MSF doctors return to Guinea to fight virus
Doctors Without Borders (MSF) has reopened its Ebola-era hospital in Guinea, only four years since that epidemic ended, as coronavirus cases soar in the West African state.
The country is struggling to curb the virus, despite enacting imposing travel restrictions and a night-time curfew, raising fears about its capacity to contain a growing outbreak.
Guinea's weak healthcare system is now straining under the pressure, with authorities having recorded some 3,000 coronavirus cases to date, and 30 fatalities.
The main hospital in the capital Conakry has already been overwhelmed, for example.

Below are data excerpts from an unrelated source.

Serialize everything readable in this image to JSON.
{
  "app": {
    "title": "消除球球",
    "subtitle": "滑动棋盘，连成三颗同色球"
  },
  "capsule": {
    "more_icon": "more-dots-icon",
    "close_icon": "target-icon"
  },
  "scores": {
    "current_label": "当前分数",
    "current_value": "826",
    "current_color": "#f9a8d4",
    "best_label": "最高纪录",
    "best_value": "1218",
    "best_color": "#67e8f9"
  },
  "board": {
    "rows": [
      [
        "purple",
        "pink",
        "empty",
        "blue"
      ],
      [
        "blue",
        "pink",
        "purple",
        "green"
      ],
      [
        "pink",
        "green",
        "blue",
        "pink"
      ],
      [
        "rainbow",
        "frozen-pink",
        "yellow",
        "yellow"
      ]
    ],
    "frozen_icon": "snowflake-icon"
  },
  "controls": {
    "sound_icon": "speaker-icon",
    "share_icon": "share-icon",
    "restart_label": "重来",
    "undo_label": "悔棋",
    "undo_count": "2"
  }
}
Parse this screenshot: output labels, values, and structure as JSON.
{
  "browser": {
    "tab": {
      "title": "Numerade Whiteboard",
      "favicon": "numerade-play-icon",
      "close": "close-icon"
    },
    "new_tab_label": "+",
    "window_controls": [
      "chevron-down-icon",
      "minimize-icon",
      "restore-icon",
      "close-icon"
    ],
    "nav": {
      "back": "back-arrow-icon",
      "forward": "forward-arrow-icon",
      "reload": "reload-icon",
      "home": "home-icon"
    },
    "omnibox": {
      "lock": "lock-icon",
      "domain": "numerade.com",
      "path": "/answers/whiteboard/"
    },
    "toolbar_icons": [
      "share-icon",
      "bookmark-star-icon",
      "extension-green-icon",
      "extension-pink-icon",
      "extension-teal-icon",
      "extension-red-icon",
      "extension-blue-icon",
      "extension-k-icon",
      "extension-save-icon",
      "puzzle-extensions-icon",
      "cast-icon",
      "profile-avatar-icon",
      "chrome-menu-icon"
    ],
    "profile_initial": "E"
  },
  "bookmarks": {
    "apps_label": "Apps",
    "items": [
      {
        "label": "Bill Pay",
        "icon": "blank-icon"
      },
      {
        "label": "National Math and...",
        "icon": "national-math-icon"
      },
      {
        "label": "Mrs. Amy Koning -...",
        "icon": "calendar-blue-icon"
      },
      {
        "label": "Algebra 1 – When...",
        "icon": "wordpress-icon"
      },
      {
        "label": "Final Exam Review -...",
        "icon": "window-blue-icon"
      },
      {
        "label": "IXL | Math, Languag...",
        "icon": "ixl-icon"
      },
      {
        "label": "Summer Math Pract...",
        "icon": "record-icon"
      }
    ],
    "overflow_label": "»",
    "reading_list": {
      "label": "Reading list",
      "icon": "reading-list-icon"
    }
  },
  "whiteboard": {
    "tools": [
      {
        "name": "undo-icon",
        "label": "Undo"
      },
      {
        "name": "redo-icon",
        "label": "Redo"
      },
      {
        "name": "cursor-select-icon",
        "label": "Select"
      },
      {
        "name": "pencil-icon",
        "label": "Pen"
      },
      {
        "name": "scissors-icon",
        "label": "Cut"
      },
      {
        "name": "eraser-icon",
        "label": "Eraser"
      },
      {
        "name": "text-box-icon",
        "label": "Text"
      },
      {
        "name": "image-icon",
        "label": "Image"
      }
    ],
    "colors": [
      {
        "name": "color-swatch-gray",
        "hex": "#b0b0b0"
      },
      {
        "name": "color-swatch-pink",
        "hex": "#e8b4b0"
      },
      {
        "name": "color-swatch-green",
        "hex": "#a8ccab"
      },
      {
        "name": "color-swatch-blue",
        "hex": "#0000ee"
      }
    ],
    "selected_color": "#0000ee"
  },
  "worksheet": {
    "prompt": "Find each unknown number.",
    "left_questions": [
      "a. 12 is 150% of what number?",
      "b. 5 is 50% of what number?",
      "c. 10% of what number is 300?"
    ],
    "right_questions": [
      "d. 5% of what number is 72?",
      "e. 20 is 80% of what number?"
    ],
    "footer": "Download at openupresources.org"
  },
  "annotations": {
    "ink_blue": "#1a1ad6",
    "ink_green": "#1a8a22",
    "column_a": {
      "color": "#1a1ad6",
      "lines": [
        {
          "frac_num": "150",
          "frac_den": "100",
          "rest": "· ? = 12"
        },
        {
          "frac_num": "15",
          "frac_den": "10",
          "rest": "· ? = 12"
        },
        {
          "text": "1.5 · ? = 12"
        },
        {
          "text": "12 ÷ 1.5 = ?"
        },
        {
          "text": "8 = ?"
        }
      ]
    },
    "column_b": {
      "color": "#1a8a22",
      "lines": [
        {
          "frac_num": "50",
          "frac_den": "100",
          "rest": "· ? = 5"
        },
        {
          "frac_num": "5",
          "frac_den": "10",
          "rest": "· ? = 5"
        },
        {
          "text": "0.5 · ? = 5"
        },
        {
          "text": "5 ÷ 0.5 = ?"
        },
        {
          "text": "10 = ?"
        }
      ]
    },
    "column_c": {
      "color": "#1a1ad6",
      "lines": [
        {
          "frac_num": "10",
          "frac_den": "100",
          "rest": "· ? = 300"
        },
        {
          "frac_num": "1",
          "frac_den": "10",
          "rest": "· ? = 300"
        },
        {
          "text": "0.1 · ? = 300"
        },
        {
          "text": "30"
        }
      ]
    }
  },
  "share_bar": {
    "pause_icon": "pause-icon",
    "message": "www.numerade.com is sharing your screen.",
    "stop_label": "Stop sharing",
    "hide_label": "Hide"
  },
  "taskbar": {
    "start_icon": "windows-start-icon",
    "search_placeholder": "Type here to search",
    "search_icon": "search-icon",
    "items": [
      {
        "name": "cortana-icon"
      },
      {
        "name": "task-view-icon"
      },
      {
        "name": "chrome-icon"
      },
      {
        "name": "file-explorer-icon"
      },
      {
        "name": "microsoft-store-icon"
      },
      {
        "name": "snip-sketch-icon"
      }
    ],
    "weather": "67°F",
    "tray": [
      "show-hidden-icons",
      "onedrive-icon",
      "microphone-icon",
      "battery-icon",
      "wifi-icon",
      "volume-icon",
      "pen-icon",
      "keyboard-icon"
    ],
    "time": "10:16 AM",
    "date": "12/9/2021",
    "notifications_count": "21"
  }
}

Coronavirus also comes on the heels of the 2014-2016 West Africa Ebola epidemic, which killed around 2,500 people in the nation of some 13 million people.
In a sign of the gravity of the situation, MSF doctors -- once a common sight during the Ebola crisis -- have returned to the country.
At the end of April, the medical NGO reopened a 75-bed medical centre in a Conakry suburb of Nongo, originally built for about a million euros ($1.1 million) at the height of the Ebola crisis.
"The men in yellow are back," said Amadou, a young motorcycle taxi driver who was passing by the clinic, referring to the signature canary-coloured gowns of MSF workers.
Some 130 patients with mild COVID-19 symptoms have already been treated in the Nongo centre, inside white tents flying the MSF flag.
NGO officials have also indicated that they could expand the centre too, in order to accommodate patients with severe symptoms.
Fear of death
In order to protect the safety of medical staff, the MSF hospital has a strict barrier that cordons off coronavirus patients.
In the room where medics prepare to enter the coronavirus zone, medical staff carefully help each other put on protective gear, such as masks and gloves, in groups of two.
"Many of our teams are repeating the gestures they learned during the anti-Ebola response," said Nanamoudou Traore, the hospital's head doctor.
But patients find the sight of doctors in full protective regalia overwhelming, he added, and are often afraid to come to the hospital.
Their fears are justified: few patients left the Nongo hospital alive during the Ebola epidemic.
MSF's head of mission in Guinea, Arnaud Badinier, said that there had been a 70-percent risk of death for admitted Ebola patients.
"The current epidemic is much wider, but at the same time it causes far fewer deaths," he said.
Measures such as social distancing, which can slow coronavirus, are poorly respected in Guinea, however.
More work needs to be done to educate people about how the virus' aerial mode of transmission differs to the way Ebola spread via bodily fluids, Badinier said.
MSF is also concerned that attention to Guinea's slew of other health problems -- such as measles, malaria and HIV/AIDS -- will fall by the wayside amid the pandemic.
"The health needs in Guinea remain immense and the health system fragile," Badinier said, adding that addressing those problems had already been challenging.
"The Covid-19 pandemic must not make the situation worse".
The medical NGO is on the frontlines of fighting coronavirus in poor countries around the world, and is present in 25 African countries.
According to MSF spokeswoman Scheherazade Bouabid, it has responded by adapting existing health schemes, or establishing new ones in virus hot spots.
Some of the work includes training medical staff, of supplying hospitals with oxygen for struggling coronavirus patients.
Bouabid said that in Ivory Coast, Mali and the Democratic Republic of Congo, MSF has also teamed up with local organisations to distribute "more than a million masks free of charge".